Bevor wir zum Kern der Sache vorstoßen, wollen wir ganz kurz das Feld ein wenig bestellen – damit wir nachher den wirklich unfassbaren Vorgang in seiner ganzen Pracht auch voll erfassen können. Also:

„Benchmarking“ heißt übersetzt so viel wie „Maßstäbe vergleichen“

Das ist in der freien Wirtschaft eine weltweit anerkannte Methode, um zu überprüfen, wo man mit einem Produkt im Vergleich zu den Konkurrenzprodukten so steht.

Man kann nicht nur Waren und Dienstleistungen „benchmarken“, sondern auch alles andere.

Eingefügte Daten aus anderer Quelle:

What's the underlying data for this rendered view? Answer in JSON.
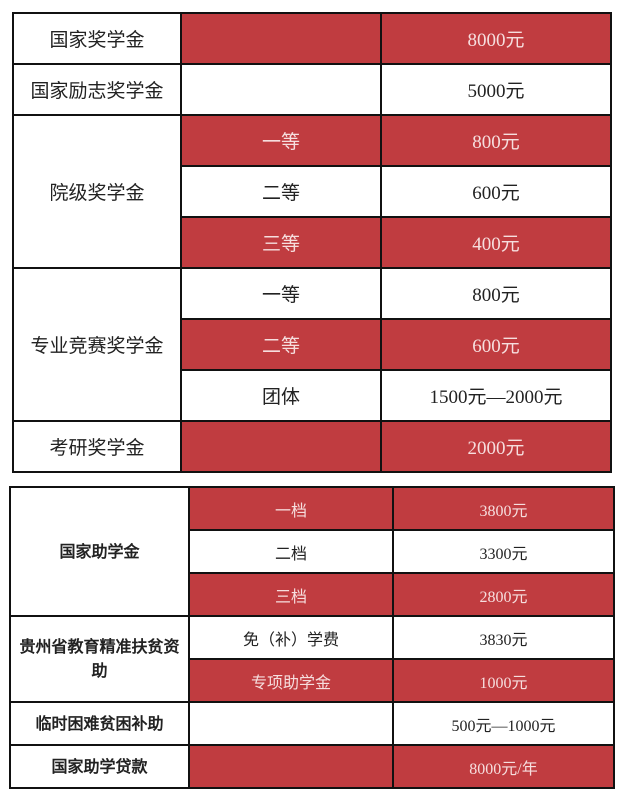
{
  "colors": {
    "accent_red": "#c03c40",
    "border": "#111111"
  },
  "scholarships": [
    {
      "name": "国家奖学金",
      "level": "",
      "amount": "8000元"
    },
    {
      "name": "国家励志奖学金",
      "level": "",
      "amount": "5000元"
    },
    {
      "name": "院级奖学金",
      "levels": [
        {
          "level": "一等",
          "amount": "800元"
        },
        {
          "level": "二等",
          "amount": "600元"
        },
        {
          "level": "三等",
          "amount": "400元"
        }
      ]
    },
    {
      "name": "专业竞赛奖学金",
      "levels": [
        {
          "level": "一等",
          "amount": "800元"
        },
        {
          "level": "二等",
          "amount": "600元"
        },
        {
          "level": "团体",
          "amount": "1500元—2000元"
        }
      ]
    },
    {
      "name": "考研奖学金",
      "level": "",
      "amount": "2000元"
    }
  ],
  "aid": [
    {
      "name": "国家助学金",
      "levels": [
        {
          "level": "一档",
          "amount": "3800元"
        },
        {
          "level": "二档",
          "amount": "3300元"
        },
        {
          "level": "三档",
          "amount": "2800元"
        }
      ]
    },
    {
      "name": "贵州省教育精准扶贫资助",
      "levels": [
        {
          "level": "免（补）学费",
          "amount": "3830元"
        },
        {
          "level": "专项助学金",
          "amount": "1000元"
        }
      ]
    },
    {
      "name": "临时困难贫困补助",
      "level": "",
      "amount": "500元—1000元"
    },
    {
      "name": "国家助学贷款",
      "level": "",
      "amount": "8000元/年"
    }
  ]
}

Wenn man zum Beispiel wissen will, ob man gerade beleidigt wurde, dann kann man überprüfen, was in Deutschland nach aktueller Rechtsprechung als zulässige Meinungsäußerung gilt – und was nicht mehr.

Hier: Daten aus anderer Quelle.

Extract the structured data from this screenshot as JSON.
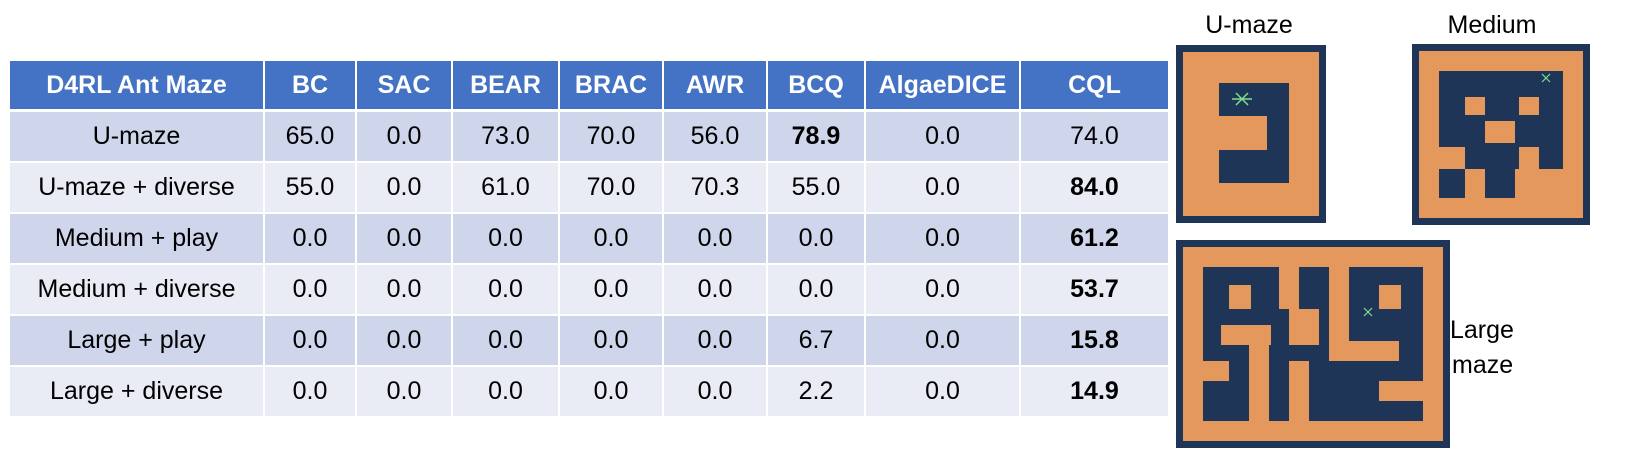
{
  "table": {
    "headers": [
      "D4RL Ant Maze",
      "BC",
      "SAC",
      "BEAR",
      "BRAC",
      "AWR",
      "BCQ",
      "AlgaeDICE",
      "CQL"
    ],
    "rows": [
      {
        "cells": [
          "U-maze",
          "65.0",
          "0.0",
          "73.0",
          "70.0",
          "56.0",
          "78.9",
          "0.0",
          "74.0"
        ],
        "bold": [
          6
        ]
      },
      {
        "cells": [
          "U-maze + diverse",
          "55.0",
          "0.0",
          "61.0",
          "70.0",
          "70.3",
          "55.0",
          "0.0",
          "84.0"
        ],
        "bold": [
          8
        ]
      },
      {
        "cells": [
          "Medium + play",
          "0.0",
          "0.0",
          "0.0",
          "0.0",
          "0.0",
          "0.0",
          "0.0",
          "61.2"
        ],
        "bold": [
          8
        ]
      },
      {
        "cells": [
          "Medium + diverse",
          "0.0",
          "0.0",
          "0.0",
          "0.0",
          "0.0",
          "0.0",
          "0.0",
          "53.7"
        ],
        "bold": [
          8
        ]
      },
      {
        "cells": [
          "Large + play",
          "0.0",
          "0.0",
          "0.0",
          "0.0",
          "0.0",
          "6.7",
          "0.0",
          "15.8"
        ],
        "bold": [
          8
        ]
      },
      {
        "cells": [
          "Large + diverse",
          "0.0",
          "0.0",
          "0.0",
          "0.0",
          "0.0",
          "2.2",
          "0.0",
          "14.9"
        ],
        "bold": [
          8
        ]
      }
    ]
  },
  "mazes": {
    "umaze_label": "U-maze",
    "medium_label": "Medium",
    "large_label_line1": "Large",
    "large_label_line2": "maze"
  },
  "colors": {
    "header_bg": "#4472c4",
    "row_odd": "#cfd5ea",
    "row_even": "#e9ebf5",
    "maze_wall": "#e4985b",
    "maze_floor": "#1e3557"
  }
}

„Stück Scheiße“ und „Geisteskranke“

So darf man die Grünen-Politikerin Renate Künast bezeichnen. Jedenfalls hat das Landgericht Berlin entschieden, dass das unter die Meinungsfreiheit fällt – ebenso wie:

  • hohl wie ein Schnittlauch
  • krank im Kopf
  • Drecksschwein
  • Fresse polieren
  • perverse Drecksau.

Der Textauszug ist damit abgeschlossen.